IMG_20150115_150720Siak (SegmenNews.com)- Dewan Perwakilan Rakyat Daerah (DPRD) Siak, Kamis (15/1/15) sahkan 2 Rancangan Peraturan Daerah (Ranperda) menjadi Peraturan Daerah (Perda). Pengesahan tersebut melalui sidang paripurna yang dipimpin Ketua DPRD Siak Indra Gunawan, dan dihadiri Bupati Siak Syamsuar dan wakilnya Alfedri, serta pejabat Pemerintah Kabupaten (Pemkab) dan anggota DPRD Siak.

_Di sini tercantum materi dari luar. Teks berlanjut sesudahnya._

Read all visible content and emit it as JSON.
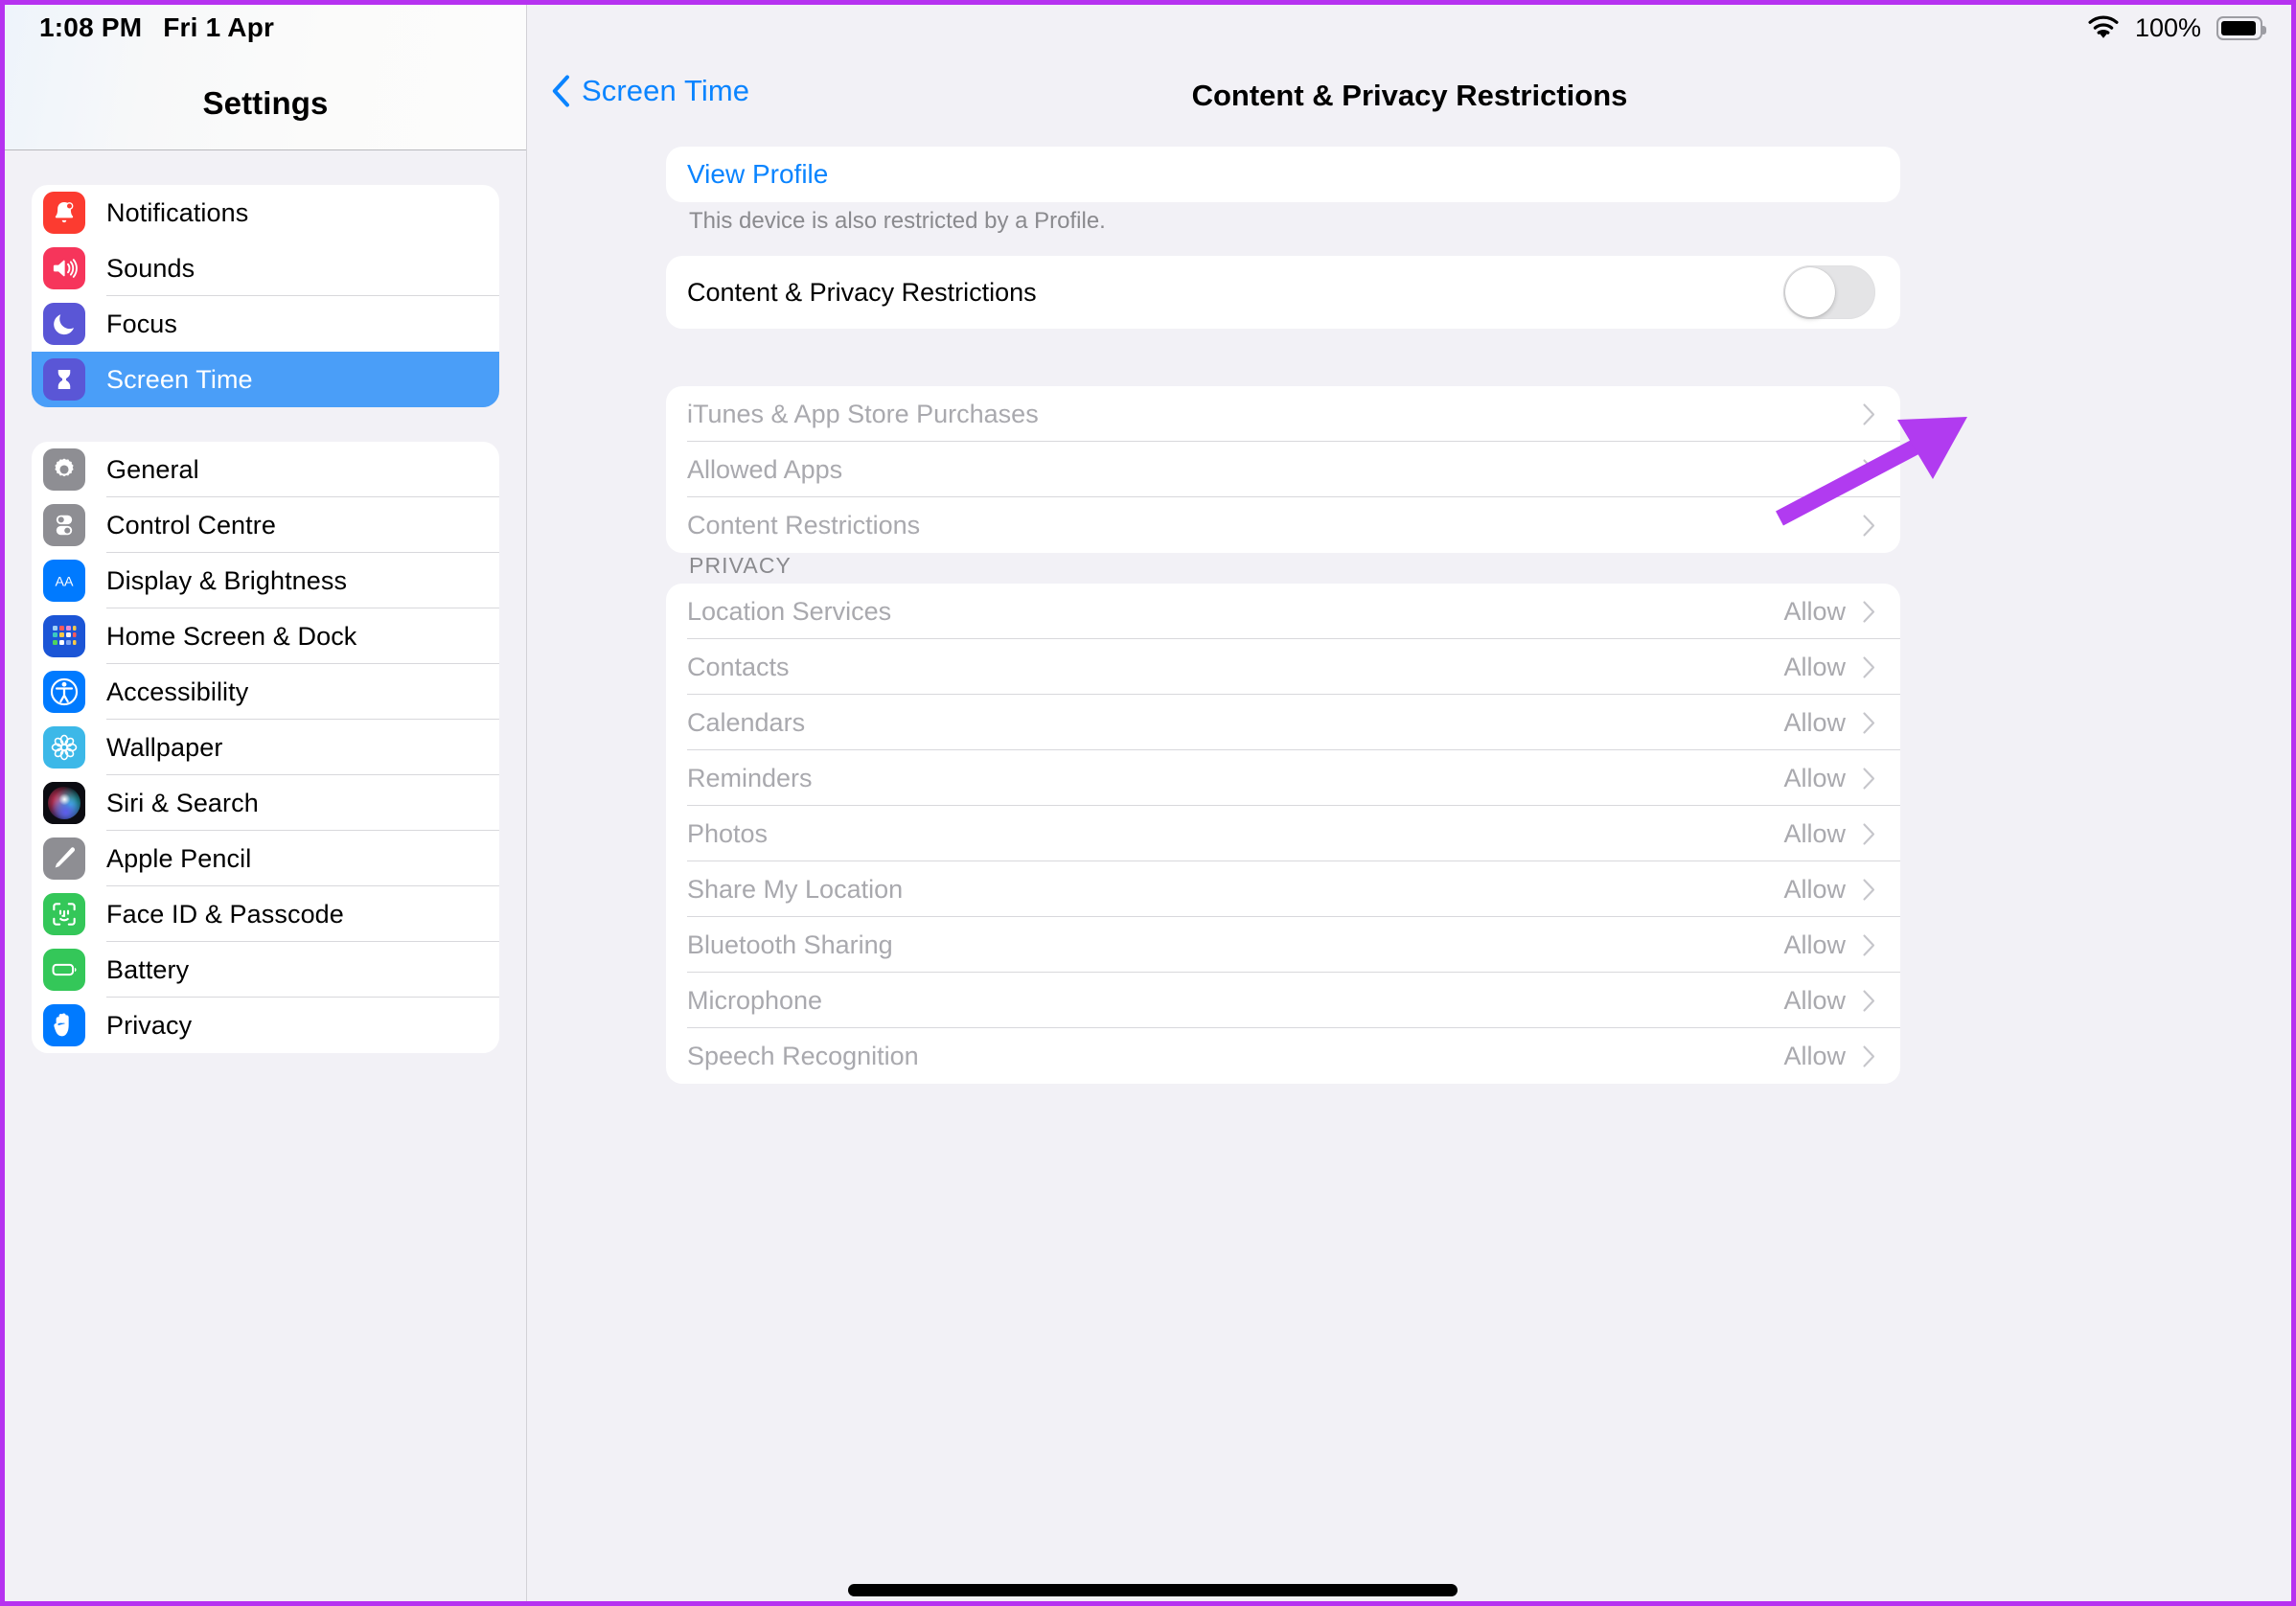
{
  "status_bar": {
    "time": "1:08 PM",
    "date": "Fri 1 Apr",
    "battery_percent": "100%",
    "wifi_icon": "wifi-icon",
    "battery_icon": "battery-full-icon"
  },
  "sidebar": {
    "title": "Settings",
    "groups": [
      {
        "items": [
          {
            "label": "Notifications",
            "icon": "bell-icon",
            "selected": false
          },
          {
            "label": "Sounds",
            "icon": "speaker-waves-icon",
            "selected": false
          },
          {
            "label": "Focus",
            "icon": "moon-icon",
            "selected": false
          },
          {
            "label": "Screen Time",
            "icon": "hourglass-icon",
            "selected": true
          }
        ]
      },
      {
        "items": [
          {
            "label": "General",
            "icon": "gear-icon",
            "selected": false
          },
          {
            "label": "Control Centre",
            "icon": "sliders-icon",
            "selected": false
          },
          {
            "label": "Display & Brightness",
            "icon": "aa-text-icon",
            "selected": false
          },
          {
            "label": "Home Screen & Dock",
            "icon": "app-grid-icon",
            "selected": false
          },
          {
            "label": "Accessibility",
            "icon": "accessibility-icon",
            "selected": false
          },
          {
            "label": "Wallpaper",
            "icon": "flower-icon",
            "selected": false
          },
          {
            "label": "Siri & Search",
            "icon": "siri-orb-icon",
            "selected": false
          },
          {
            "label": "Apple Pencil",
            "icon": "pencil-icon",
            "selected": false
          },
          {
            "label": "Face ID & Passcode",
            "icon": "face-id-icon",
            "selected": false
          },
          {
            "label": "Battery",
            "icon": "battery-icon",
            "selected": false
          },
          {
            "label": "Privacy",
            "icon": "hand-icon",
            "selected": false
          }
        ]
      }
    ]
  },
  "detail": {
    "back_label": "Screen Time",
    "back_icon": "chevron-left-icon",
    "title": "Content & Privacy Restrictions",
    "profile_link": "View Profile",
    "profile_note": "This device is also restricted by a Profile.",
    "master_toggle": {
      "label": "Content & Privacy Restrictions",
      "state": "off"
    },
    "restriction_rows": [
      {
        "label": "iTunes & App Store Purchases",
        "disabled": true,
        "chevron": "chevron-right-icon"
      },
      {
        "label": "Allowed Apps",
        "disabled": true,
        "chevron": "chevron-right-icon"
      },
      {
        "label": "Content Restrictions",
        "disabled": true,
        "chevron": "chevron-right-icon"
      }
    ],
    "privacy_header": "PRIVACY",
    "privacy_rows": [
      {
        "label": "Location Services",
        "value": "Allow",
        "chevron": "chevron-right-icon"
      },
      {
        "label": "Contacts",
        "value": "Allow",
        "chevron": "chevron-right-icon"
      },
      {
        "label": "Calendars",
        "value": "Allow",
        "chevron": "chevron-right-icon"
      },
      {
        "label": "Reminders",
        "value": "Allow",
        "chevron": "chevron-right-icon"
      },
      {
        "label": "Photos",
        "value": "Allow",
        "chevron": "chevron-right-icon"
      },
      {
        "label": "Share My Location",
        "value": "Allow",
        "chevron": "chevron-right-icon"
      },
      {
        "label": "Bluetooth Sharing",
        "value": "Allow",
        "chevron": "chevron-right-icon"
      },
      {
        "label": "Microphone",
        "value": "Allow",
        "chevron": "chevron-right-icon"
      },
      {
        "label": "Speech Recognition",
        "value": "Allow",
        "chevron": "chevron-right-icon"
      }
    ]
  },
  "annotation": {
    "arrow_color": "#b13bf0",
    "points_at": "content-privacy-restrictions-toggle"
  },
  "colors": {
    "accent_blue": "#0a84ff",
    "selected_row_blue": "#4a9ef8",
    "page_background": "#f2f1f6",
    "card_background": "#ffffff",
    "dim_text": "#a9a9ae",
    "border_highlight": "#b632f0"
  }
}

2 Perda yang disahkan tersebut yakni, desa berubah menjadi kampung, dan 8 Desa menjadi kampung adat. Adapun desa yang berubah menjadi kampung, dan dirubah lagi menjadi kampung adat yakni Desa Lubuk Jering menjadi Kampung Lubuk Jering dan menjadi Kampung Adat Lubuk Jering Kecamatan Sungai Mandau.

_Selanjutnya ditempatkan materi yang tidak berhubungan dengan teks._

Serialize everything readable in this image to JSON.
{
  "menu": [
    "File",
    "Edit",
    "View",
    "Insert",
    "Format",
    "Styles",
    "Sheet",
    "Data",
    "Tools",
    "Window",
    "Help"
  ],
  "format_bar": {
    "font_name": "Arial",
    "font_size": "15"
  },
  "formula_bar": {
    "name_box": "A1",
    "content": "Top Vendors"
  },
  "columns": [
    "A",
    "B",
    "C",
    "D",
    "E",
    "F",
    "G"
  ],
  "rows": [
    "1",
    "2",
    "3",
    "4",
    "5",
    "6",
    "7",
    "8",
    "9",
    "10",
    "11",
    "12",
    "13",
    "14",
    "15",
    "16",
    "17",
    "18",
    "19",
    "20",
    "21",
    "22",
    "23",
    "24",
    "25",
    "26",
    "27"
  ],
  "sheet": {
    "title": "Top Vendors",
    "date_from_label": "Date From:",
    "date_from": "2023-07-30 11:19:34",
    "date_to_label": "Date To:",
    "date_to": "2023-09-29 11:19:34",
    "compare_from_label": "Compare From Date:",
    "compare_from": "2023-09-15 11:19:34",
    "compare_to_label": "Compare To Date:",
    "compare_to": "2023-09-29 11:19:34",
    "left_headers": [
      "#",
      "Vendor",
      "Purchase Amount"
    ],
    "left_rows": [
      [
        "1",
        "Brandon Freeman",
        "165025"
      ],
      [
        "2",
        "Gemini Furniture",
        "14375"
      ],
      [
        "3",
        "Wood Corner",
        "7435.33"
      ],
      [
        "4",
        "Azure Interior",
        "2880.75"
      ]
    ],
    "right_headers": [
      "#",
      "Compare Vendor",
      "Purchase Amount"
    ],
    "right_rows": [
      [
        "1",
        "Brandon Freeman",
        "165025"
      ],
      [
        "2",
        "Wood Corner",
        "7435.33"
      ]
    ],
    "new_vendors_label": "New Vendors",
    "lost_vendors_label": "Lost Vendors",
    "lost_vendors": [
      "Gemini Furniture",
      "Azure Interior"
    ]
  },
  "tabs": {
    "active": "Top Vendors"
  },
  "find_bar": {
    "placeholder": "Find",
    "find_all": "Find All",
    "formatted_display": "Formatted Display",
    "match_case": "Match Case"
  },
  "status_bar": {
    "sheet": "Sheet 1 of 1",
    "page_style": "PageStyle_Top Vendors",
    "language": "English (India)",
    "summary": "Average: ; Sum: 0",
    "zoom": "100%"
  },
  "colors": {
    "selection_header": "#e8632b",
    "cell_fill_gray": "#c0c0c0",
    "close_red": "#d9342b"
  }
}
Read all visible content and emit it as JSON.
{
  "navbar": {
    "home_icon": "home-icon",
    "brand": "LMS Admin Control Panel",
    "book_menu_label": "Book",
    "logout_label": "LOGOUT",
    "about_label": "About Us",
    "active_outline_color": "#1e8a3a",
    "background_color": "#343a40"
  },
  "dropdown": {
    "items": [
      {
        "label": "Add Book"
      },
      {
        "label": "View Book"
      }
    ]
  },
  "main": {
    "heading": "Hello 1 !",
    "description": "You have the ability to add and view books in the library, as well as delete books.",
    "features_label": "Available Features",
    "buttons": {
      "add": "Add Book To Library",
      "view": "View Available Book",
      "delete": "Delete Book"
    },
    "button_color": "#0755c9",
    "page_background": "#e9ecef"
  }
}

Desa Kampung Tengah, menjadi Kampung Tengah dan diubah menjadi Kampung Adat Tengah Kecamatan Mempura. Desa Kuala Gasib, menjadi Kampung Kuala Gasib dan diubah menjadi Kampung Adat Kuala Gasib Kecamatan Kotogasib, dan Desa Penyengat, menjadi Kampung Penyengat‎ dan diubah menjadi Kampung Adat Penyegat Kecamatan Sungai Apit.

Desa Minas Barat, menjadi Kampung Minas Barat diubah menjadi Kampung Adat Minas Barat Kecamatan Minas. Desa Mandi Angin, menjadi Kampung Mandi Agin diubah menjadi Kampung Adat Mandi Angin Kecamatan Minas, Desa Bekalar, menjadi Kampung Sakai Bekalar diubah menjadi Kampung Adat Sakai Bekalar Kecamatan Kandis. Dan Desa Libo Jaya, menjadi Kampung Libo Jaya diubah menjadi Kampung Adat Sakai Libo Jaya Kecamatan Kandis.

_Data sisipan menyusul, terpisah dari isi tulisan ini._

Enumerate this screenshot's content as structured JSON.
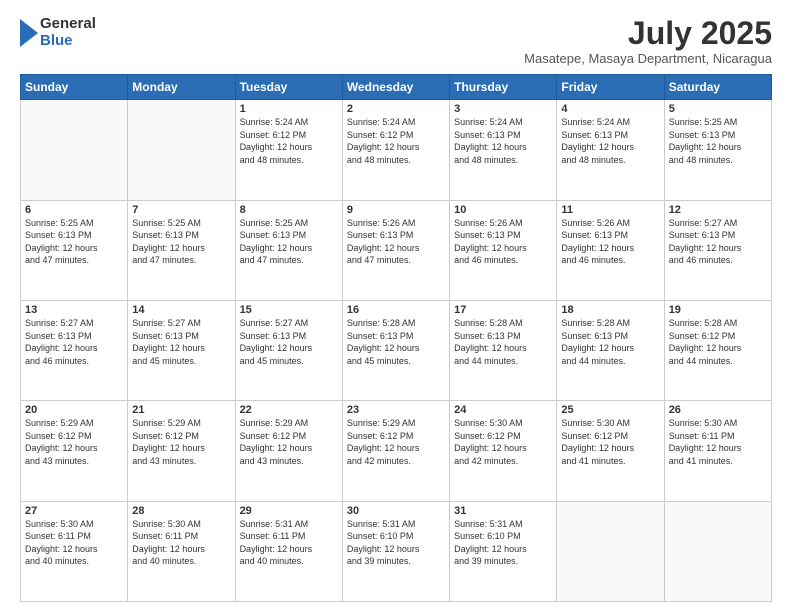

Bupati Siak Syamsuar, mengungkapkan bahwa dengan disahkannya 2 Perda tersebut, maka 8 Desa yang telah dipilih maka berubah administrasinya menjadi Kampung Adat. Selain itu, ia mengucapkan terima kasih telah disahkannya Ranperda menjadi Perda tersebut.

‎”Di Kabupaten Siak terdapat 122 desa, dan 9 kelurahan. Dan saat ini 114 Desa, 8 Kampung Adat, dan 9 Kelurahan. Sehingga dengan disahkannya Perda tersebut, maka seluruh desa yang dipilih otomatis akan berubah administrasinya,” ujar bupati.***(rinto)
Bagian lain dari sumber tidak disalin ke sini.